If they are not terrorists, the police must find another explanation to account for their acts of violence. Usually, they offer up some personal problem: insanity, family tensions, a work dispute, “teen immigrant angst”, a prescription drug or even a turbulent aeroplane ride. Emphasising personal demons over ideology, they focus on an perpetrator’s (usually irrelevant) private life, ignoring their far more significant political motives.

But then, inconsistently, they do not require some connection to an international group. When Oscar Ramiro Ortega-Hernandez shot eight rounds at the White House in November 2011, the US Attorney asserted, “Firing an assault rifle at the White House to make a political statement is terrorism, plain and simple” — no international terrorist group needed. Similarly, after Paul Anthony Ciancia went on a shooting spree at Los Angeles International Airport in November last year, killing a Transportation Security Administration officer, the indictment accused him of “substantial planning and premeditation to cause the death of a person and to commit an act of terrorism”.

This terminological irregularity breeds utter confusion. The whole world calls the Boston Marathon bombings terrorism — except the Department of the Treasury which, 1½ years on, “has not determined that there has been an ‘act of terrorism’ under the Terrorism Risk Insurance Act”. The judge presiding over the terrorism trial in January of Jose Pimentel, accused of planning to set off pipe bombs in Manhattan, denied the prosecution’s request for an expert to justify a charge of terrorism.
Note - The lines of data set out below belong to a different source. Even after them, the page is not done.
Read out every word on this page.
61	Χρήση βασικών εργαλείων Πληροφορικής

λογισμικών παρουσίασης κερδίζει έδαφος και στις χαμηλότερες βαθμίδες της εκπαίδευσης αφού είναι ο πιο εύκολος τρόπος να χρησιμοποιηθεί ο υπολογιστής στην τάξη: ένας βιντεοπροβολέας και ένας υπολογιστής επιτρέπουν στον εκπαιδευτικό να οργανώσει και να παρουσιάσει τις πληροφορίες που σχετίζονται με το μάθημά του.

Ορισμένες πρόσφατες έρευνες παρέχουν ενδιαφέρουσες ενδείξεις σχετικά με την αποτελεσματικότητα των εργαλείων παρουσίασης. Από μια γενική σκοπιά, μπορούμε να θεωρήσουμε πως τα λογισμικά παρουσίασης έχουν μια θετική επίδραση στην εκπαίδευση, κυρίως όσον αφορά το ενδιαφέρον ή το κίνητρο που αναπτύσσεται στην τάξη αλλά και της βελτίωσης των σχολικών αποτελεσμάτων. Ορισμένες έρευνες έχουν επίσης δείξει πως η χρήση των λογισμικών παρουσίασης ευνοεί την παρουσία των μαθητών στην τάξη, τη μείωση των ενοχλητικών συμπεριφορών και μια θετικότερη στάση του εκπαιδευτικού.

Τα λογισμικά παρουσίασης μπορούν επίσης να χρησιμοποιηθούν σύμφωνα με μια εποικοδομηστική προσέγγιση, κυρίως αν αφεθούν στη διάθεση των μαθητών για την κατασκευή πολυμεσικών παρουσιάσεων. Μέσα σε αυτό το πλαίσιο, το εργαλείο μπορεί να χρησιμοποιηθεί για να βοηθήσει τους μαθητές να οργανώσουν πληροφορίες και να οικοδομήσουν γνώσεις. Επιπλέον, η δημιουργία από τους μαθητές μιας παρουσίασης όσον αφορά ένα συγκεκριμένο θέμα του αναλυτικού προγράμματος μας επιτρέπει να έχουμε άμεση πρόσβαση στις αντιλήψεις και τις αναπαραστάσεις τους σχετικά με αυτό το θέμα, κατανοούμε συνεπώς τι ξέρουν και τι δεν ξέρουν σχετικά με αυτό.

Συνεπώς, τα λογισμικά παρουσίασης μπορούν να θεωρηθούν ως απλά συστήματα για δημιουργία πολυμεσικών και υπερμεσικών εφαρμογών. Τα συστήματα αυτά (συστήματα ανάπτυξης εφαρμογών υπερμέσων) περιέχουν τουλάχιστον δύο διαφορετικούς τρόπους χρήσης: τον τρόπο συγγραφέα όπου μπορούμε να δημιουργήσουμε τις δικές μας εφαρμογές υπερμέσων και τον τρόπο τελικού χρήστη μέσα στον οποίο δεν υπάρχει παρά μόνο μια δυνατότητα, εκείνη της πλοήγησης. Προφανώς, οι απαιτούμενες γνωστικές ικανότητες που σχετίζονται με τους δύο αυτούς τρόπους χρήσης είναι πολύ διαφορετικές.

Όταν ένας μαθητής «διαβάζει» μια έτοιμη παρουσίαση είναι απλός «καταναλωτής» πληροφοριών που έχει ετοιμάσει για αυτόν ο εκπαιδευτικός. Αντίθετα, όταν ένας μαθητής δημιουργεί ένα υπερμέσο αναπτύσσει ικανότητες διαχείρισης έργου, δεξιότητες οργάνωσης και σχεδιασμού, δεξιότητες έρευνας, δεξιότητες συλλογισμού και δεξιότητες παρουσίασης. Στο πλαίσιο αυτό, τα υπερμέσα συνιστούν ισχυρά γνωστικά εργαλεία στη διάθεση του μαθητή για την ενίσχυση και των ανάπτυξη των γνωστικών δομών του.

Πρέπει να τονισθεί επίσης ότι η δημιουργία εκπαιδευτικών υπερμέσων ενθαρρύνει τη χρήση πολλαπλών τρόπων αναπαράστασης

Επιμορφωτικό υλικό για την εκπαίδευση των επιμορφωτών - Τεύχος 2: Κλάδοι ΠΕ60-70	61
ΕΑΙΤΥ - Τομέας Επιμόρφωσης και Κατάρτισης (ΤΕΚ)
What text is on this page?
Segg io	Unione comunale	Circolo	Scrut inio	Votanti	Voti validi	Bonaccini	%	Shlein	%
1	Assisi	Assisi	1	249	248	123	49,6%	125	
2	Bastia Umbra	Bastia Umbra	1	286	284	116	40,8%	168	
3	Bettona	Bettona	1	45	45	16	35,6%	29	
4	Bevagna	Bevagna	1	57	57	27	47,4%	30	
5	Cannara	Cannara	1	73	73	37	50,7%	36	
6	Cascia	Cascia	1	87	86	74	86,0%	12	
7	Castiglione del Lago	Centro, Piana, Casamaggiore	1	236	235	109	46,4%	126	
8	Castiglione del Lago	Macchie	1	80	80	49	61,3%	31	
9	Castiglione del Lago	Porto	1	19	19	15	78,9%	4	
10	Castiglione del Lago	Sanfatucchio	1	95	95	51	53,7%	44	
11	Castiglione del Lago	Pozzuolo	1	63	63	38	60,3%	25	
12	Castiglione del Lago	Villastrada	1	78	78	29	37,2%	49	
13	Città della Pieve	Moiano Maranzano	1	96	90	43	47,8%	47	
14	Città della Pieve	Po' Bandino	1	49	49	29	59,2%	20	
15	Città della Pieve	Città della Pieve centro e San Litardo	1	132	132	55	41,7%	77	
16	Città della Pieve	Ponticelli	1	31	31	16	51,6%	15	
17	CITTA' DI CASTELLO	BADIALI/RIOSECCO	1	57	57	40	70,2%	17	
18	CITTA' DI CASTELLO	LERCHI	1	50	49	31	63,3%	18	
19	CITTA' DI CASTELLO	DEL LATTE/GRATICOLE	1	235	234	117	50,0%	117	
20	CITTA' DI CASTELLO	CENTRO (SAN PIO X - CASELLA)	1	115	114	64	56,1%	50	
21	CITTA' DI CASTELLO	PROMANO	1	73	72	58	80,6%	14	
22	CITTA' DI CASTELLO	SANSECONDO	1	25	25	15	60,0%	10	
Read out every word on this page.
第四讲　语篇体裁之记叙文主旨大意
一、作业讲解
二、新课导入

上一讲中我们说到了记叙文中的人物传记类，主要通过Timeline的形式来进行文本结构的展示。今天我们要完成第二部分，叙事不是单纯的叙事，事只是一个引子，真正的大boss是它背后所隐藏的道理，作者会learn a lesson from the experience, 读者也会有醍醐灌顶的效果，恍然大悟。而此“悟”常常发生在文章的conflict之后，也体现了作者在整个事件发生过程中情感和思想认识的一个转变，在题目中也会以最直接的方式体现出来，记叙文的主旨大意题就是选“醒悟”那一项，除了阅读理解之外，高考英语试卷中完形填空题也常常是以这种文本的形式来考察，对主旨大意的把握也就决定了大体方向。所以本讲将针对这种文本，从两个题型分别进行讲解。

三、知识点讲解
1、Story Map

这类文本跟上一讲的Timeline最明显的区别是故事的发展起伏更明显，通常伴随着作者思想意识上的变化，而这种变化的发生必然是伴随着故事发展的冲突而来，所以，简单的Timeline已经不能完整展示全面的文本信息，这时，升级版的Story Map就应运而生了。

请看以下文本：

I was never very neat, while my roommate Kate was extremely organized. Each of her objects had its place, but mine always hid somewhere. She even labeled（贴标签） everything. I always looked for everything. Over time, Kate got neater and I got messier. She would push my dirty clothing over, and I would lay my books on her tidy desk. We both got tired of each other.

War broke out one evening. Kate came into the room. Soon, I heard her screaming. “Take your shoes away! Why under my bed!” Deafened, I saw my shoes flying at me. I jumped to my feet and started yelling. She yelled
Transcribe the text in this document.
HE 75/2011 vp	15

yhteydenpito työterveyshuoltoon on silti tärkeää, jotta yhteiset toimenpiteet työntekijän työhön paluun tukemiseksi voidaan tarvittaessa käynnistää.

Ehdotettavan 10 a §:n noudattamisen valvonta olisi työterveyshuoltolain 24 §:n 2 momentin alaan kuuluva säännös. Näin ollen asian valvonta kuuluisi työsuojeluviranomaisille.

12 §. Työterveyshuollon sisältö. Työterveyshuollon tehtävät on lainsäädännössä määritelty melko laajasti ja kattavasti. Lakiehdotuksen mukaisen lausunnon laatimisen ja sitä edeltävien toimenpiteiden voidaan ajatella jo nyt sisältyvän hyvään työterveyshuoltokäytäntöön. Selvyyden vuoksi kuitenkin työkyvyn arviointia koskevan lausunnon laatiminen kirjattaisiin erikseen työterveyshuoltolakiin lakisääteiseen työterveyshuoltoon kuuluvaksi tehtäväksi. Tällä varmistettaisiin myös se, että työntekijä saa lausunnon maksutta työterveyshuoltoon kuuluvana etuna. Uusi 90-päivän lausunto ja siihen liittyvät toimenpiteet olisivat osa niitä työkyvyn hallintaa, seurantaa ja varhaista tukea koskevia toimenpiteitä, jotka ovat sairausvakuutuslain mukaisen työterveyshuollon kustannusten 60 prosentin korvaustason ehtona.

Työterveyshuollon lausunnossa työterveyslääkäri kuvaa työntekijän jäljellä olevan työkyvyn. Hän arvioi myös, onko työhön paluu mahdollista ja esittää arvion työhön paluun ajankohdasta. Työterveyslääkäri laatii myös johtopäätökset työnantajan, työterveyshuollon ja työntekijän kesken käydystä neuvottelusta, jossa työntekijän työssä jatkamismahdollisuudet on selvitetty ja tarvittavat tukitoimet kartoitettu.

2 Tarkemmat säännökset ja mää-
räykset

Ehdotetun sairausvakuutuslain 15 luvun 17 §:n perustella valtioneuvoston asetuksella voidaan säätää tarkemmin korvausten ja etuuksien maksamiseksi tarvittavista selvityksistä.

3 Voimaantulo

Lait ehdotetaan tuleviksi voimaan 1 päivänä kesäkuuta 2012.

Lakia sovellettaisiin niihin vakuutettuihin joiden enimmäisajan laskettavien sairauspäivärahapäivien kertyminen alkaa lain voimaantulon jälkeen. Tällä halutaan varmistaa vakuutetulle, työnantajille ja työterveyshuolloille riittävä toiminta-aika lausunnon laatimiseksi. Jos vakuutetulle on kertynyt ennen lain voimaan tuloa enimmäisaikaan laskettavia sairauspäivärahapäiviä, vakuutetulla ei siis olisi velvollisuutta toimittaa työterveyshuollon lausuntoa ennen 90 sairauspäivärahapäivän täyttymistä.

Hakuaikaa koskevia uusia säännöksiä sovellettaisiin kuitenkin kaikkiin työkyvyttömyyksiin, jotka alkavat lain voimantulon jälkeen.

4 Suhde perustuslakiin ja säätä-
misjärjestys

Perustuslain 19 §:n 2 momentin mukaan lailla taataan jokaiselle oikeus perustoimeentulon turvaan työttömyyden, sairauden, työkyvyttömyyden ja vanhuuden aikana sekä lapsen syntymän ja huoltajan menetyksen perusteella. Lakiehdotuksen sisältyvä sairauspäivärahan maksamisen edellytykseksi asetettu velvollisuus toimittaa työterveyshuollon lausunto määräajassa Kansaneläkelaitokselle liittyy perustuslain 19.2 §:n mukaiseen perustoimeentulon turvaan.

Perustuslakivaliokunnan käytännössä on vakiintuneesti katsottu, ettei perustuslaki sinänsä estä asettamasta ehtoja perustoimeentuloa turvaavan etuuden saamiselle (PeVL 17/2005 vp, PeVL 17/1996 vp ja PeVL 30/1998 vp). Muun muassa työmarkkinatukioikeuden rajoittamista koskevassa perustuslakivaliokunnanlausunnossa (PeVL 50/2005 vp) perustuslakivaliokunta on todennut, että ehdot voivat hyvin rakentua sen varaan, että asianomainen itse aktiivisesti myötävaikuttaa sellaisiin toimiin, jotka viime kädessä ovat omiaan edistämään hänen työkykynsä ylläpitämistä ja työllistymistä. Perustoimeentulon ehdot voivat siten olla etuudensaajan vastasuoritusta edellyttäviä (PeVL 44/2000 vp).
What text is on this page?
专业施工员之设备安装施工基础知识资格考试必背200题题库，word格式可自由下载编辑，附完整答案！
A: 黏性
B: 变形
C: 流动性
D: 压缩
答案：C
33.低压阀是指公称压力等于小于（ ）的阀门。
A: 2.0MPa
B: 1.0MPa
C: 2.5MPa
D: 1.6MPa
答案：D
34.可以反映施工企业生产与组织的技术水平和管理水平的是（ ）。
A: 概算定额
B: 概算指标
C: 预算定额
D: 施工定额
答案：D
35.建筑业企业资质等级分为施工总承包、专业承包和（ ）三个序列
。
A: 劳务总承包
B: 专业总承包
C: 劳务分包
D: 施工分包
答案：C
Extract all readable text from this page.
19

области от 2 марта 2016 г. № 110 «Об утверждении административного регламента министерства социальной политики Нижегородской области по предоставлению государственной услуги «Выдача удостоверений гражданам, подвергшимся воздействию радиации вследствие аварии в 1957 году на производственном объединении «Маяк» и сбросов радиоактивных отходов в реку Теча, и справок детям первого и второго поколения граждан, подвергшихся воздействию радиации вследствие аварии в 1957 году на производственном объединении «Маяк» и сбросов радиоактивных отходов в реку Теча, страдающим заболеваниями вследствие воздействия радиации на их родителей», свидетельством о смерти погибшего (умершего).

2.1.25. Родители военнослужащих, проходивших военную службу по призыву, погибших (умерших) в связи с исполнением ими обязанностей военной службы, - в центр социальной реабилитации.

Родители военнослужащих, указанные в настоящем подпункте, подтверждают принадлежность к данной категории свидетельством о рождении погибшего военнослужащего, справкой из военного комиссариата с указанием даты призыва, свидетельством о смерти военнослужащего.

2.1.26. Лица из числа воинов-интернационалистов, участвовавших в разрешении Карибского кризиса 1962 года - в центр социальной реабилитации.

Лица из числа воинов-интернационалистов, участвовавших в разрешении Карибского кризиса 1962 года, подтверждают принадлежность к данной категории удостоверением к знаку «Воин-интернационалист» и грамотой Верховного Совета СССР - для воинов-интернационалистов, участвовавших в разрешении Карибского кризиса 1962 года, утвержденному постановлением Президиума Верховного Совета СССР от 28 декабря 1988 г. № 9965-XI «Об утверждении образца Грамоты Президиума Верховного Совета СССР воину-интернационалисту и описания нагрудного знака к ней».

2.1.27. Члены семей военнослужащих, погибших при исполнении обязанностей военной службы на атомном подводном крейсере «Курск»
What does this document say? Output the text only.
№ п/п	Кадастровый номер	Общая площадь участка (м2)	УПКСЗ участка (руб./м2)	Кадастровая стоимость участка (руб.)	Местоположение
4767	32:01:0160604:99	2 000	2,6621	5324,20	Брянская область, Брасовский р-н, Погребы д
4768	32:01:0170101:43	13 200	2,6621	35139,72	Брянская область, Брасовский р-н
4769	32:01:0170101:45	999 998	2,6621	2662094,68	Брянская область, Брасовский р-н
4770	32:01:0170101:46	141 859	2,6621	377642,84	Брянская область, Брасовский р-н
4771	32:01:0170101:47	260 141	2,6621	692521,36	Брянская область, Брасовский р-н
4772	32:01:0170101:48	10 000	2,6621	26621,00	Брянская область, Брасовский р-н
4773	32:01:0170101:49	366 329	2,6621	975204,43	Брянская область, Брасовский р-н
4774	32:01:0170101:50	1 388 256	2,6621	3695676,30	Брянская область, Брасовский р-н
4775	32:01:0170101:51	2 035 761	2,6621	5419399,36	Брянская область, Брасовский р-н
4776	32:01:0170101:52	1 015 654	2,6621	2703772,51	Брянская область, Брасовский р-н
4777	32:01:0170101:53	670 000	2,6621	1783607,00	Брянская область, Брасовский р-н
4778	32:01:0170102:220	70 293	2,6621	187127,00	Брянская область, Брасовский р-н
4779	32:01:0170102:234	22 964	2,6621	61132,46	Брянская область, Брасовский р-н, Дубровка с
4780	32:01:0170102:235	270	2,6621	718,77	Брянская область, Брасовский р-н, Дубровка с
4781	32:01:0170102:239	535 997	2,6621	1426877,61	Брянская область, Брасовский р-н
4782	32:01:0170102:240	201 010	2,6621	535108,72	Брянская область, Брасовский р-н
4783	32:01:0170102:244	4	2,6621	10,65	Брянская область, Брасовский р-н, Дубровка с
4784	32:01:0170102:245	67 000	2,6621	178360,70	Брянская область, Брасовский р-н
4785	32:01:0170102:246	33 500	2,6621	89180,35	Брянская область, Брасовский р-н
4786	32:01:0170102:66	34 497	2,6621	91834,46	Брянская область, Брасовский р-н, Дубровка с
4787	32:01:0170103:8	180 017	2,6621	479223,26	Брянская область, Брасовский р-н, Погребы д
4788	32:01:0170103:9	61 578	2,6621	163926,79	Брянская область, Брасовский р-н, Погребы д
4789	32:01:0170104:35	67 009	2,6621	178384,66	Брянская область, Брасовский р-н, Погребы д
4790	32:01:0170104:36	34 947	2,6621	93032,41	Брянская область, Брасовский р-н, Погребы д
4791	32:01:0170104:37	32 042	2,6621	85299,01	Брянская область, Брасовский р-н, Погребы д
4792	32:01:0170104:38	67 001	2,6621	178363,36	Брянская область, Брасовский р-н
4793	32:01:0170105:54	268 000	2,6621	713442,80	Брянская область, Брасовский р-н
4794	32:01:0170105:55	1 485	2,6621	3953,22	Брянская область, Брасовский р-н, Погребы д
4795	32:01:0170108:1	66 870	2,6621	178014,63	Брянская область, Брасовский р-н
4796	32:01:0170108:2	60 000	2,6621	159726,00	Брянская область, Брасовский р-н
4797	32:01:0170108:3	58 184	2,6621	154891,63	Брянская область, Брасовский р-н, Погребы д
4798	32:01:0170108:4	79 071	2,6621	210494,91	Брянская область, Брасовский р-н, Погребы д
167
Government officials sometimes just throw up their hands. Asked in June last year if the US government considered the Taliban a terrorist group, the State Department spokeswoman replied, “Well, I’m not sure how they’re defined at this particular moment.” A shooting in New ­Orleans in May last year, which injured 19, was even more ­muddled. An FBI spokeswoman called it not terrorism but “strictly an act of street violence”.

The mayor disagreed; asked if he considered it terrorism, he said, “I think so” because families “are afraid of going outside”. Challenged to disentangle this contradiction, a supervisory special agent in the FBI’s New Orleans field made matters even more opaque: “You can say this is definitely urban terrorism; it’s urban terror. But from the FBI standpoint and for what we deal with on a national level, it’s not what we consider terrorism, per se.”

This lack of clarity presents a significant public policy challenge. Terrorism, with all its legal and financial implications, cannot remain a vague, subjective concept but requires a precise and accurate definition, consistently applied.

Daniel Pipes (DanielPipes.org) is president of the Middle East Forum, where Teri Blumenfeld is a researcher.